Download or read book Advances in Theory and Practice in Store Brand Operations written by Jiazhen Huo and published by Springer Nature. This book was released on 2021-01-04 with total page 265 pages. Available in PDF, EPUB and Kindle. Book excerpt: This book is developed by focusing on the four issues: (1) product strategy of private brand; (2) pricing strategy of private brand; (3) channel strategy with private brand introduction; and (4) supply chain coordination with private brand introduction. Private brand (PB), also known as private label (PL) or store brand (SB), refers to a brand created and controlled by a retailer. In the 1960s and 1970s, private labels began to emerge in France and England. Although private label has grown rapidly worldwide, market share varies greatly from region to region. According to Nielsen's 2018 Global Private Label Report, the largest markets for private-label products are found primarily in the more mature European retail markets. In recent years, many large domestic retail enterprises have launched their own brand products. With the growth of e-commerce, some online retailers have also launched private-label goods. JD started to introduce its private brands in 2010, with annual sales of its private brand products reaching several hundred million yuan. However, at present, the market share of China's private label is only 1-3%, which still has a big gap compared with Europe and America.The main challenges to China's private label lie in private brand operations management. Among them, how to select the correct product categories, how to make pricing decision, how to restructure channels and how to coordinate supply chain after introducing private brands are four operations management problems need to be solved.

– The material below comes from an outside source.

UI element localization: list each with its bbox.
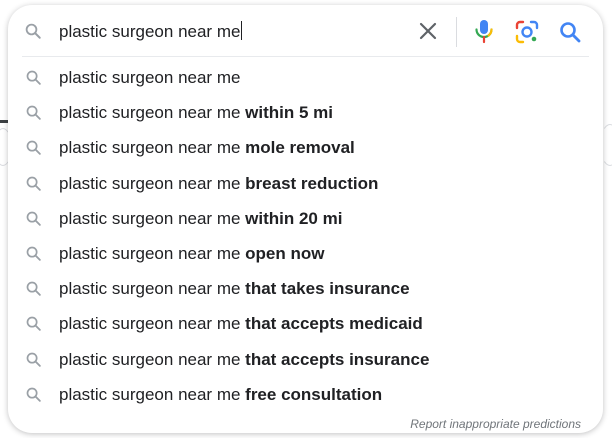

Book Handbook of Production Economics

Download or read book Handbook of Production Economics written by Subhash C. Ray and published by Springer Nature. This book was released on 2022-06-02 with total page 1797 pages. Available in PDF, EPUB and Kindle. Book excerpt: This three-volume handbook includes state-of-the-art surveys in different areas of neoclassical production economics. Volumes 1 and 2 cover theoretical and methodological issues only. Volume 3 includes surveys of empirical applications in different areas like manufacturing, agriculture, banking, energy and environment, and so forth.